Let me get this in before the eventual lock...
I find it highly amusing that many of the complaints launched against 3e and 4e are blatantly in 1e or 2e, but often "ignored" by the rose-tinted glass of nostalgia.
To Wit:
Game-slowing subsystems: Sure, grapple was a pain and nobody ever remembered the steps to it, but did you ever try to punch/wrestle without the book open? Or Turn Undead?
Power Escalation via Supplements: Ever heard of Unearthed Arcana? Complete Book of Elves?
Meta-gaming: The Tomb of Horrors was a metagame-laden module. The puzzles didn't care if you were 1st level or a demi-god, just how smart the player was.
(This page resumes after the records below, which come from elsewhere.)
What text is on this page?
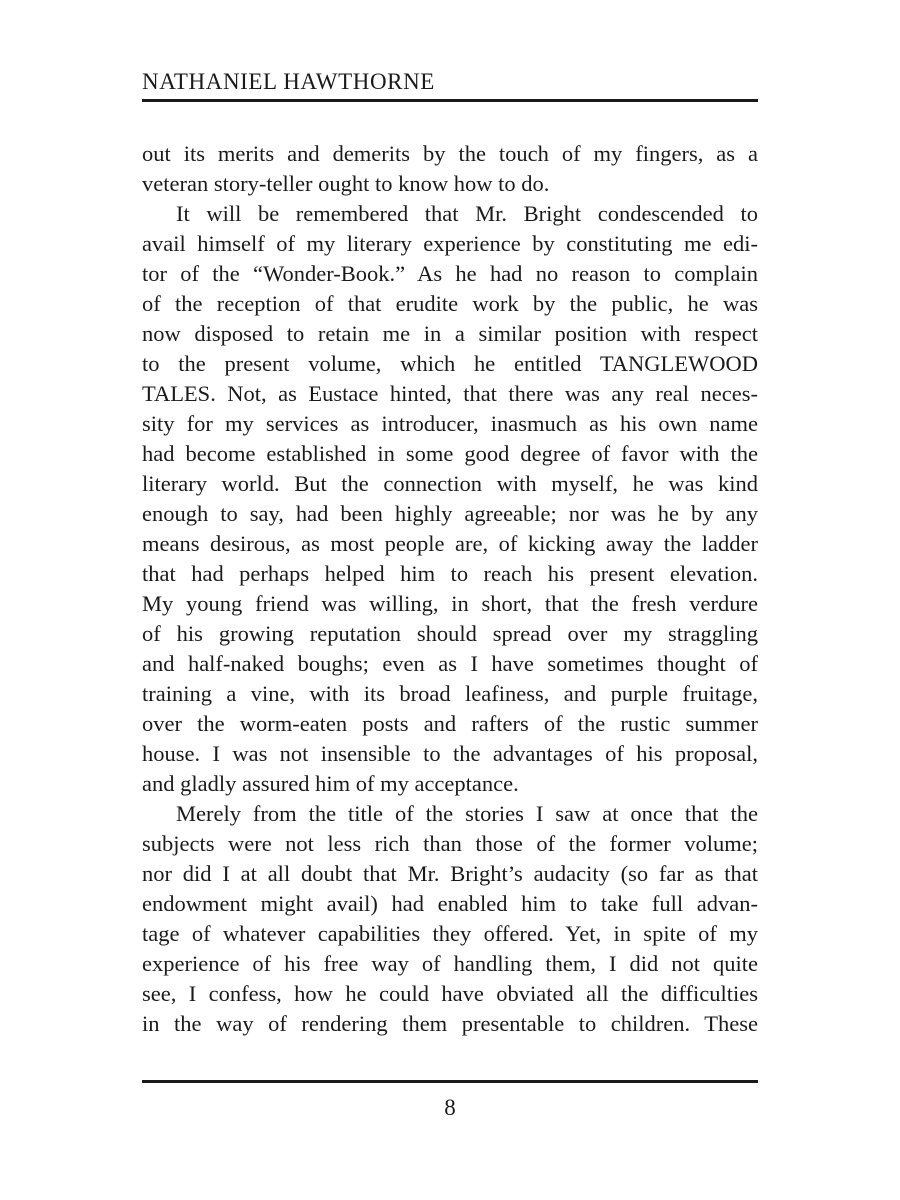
NATHANIEL HAWTHORNE
out its merits and demerits by the touch of my fingers, as a
veteran story-teller ought to know how to do.
It will be remembered that Mr. Bright condescended to
avail himself of my literary experience by constituting me edi-
tor of the “Wonder-Book.” As he had no reason to complain
of the reception of that erudite work by the public, he was
now disposed to retain me in a similar position with respect
to the present volume, which he entitled TANGLEWOOD
TALES. Not, as Eustace hinted, that there was any real neces-
sity for my services as introducer, inasmuch as his own name
had become established in some good degree of favor with the
literary world. But the connection with myself, he was kind
enough to say, had been highly agreeable; nor was he by any
means desirous, as most people are, of kicking away the ladder
that had perhaps helped him to reach his present elevation.
My young friend was willing, in short, that the fresh verdure
of his growing reputation should spread over my straggling
and half-naked boughs; even as I have sometimes thought of
training a vine, with its broad leafiness, and purple fruitage,
over the worm-eaten posts and rafters of the rustic summer
house. I was not insensible to the advantages of his proposal,
and gladly assured him of my acceptance.
Merely from the title of the stories I saw at once that the
subjects were not less rich than those of the former volume;
nor did I at all doubt that Mr. Bright’s audacity (so far as that
endowment might avail) had enabled him to take full advan-
tage of whatever capabilities they offered. Yet, in spite of my
experience of his free way of handling them, I did not quite
see, I confess, how he could have obviated all the difficulties
in the way of rendering them presentable to children. These
8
Role-Playing Vs. Combat Rules: Open Up your PHB for any edition. How many pages are devoted to combat resolution (including combat-use magic)? How many are there for skill use, social encounters, or "role-playing" concerns?
Similarity: "Hi! I'm a fighter. I'm specialized in bastard sword." "Hi, I'm also a fighter, I'm specialized in battle axe".
Magical Item Dependency: Because the classes typically only had a few options for customization (choice of weapon spec, % of thief skills, rangers favored foe) most characters depended on magical items to make the different from one another mechanically. A high-level fighter stripped of everything wasn't much better than a low-level fighter, just better at hitting and taking damage. Compare with a high-level mage vs. a low level mage without gear. No contest.
Magical Item Acquisition and Leveling Speed: I recall someone long ago disproved the myth of 1e or 2e's "low magic item" and "slow leveling" myth. Both were only possible with DM intervention (giving out less treasure, no XP for GP), which puts it into the realm of houserule, and similar houserules can and do exist for 3e on as well.
Metagamism, Redux: Wait, if I'm an elf, I can be a mage, thief, or fighter, but I can't be a druid, bard or paladin. I can be a fighter/mage (earning XP at the same time in two classes) and ignore the penalty to casting in armor, but if I was a human and dual-classed (fighter into mage) I couldn't cast in armor, and never level up in fighter again? How is that balanced? Oh, right, I'll magically stop earning XP after a certain point, negating the sole-purpose for adventuring.
So in the end, I guess I don't see many of those criticisms launched against the post-TSR editions can't be retroactively applied to earlier ones as well.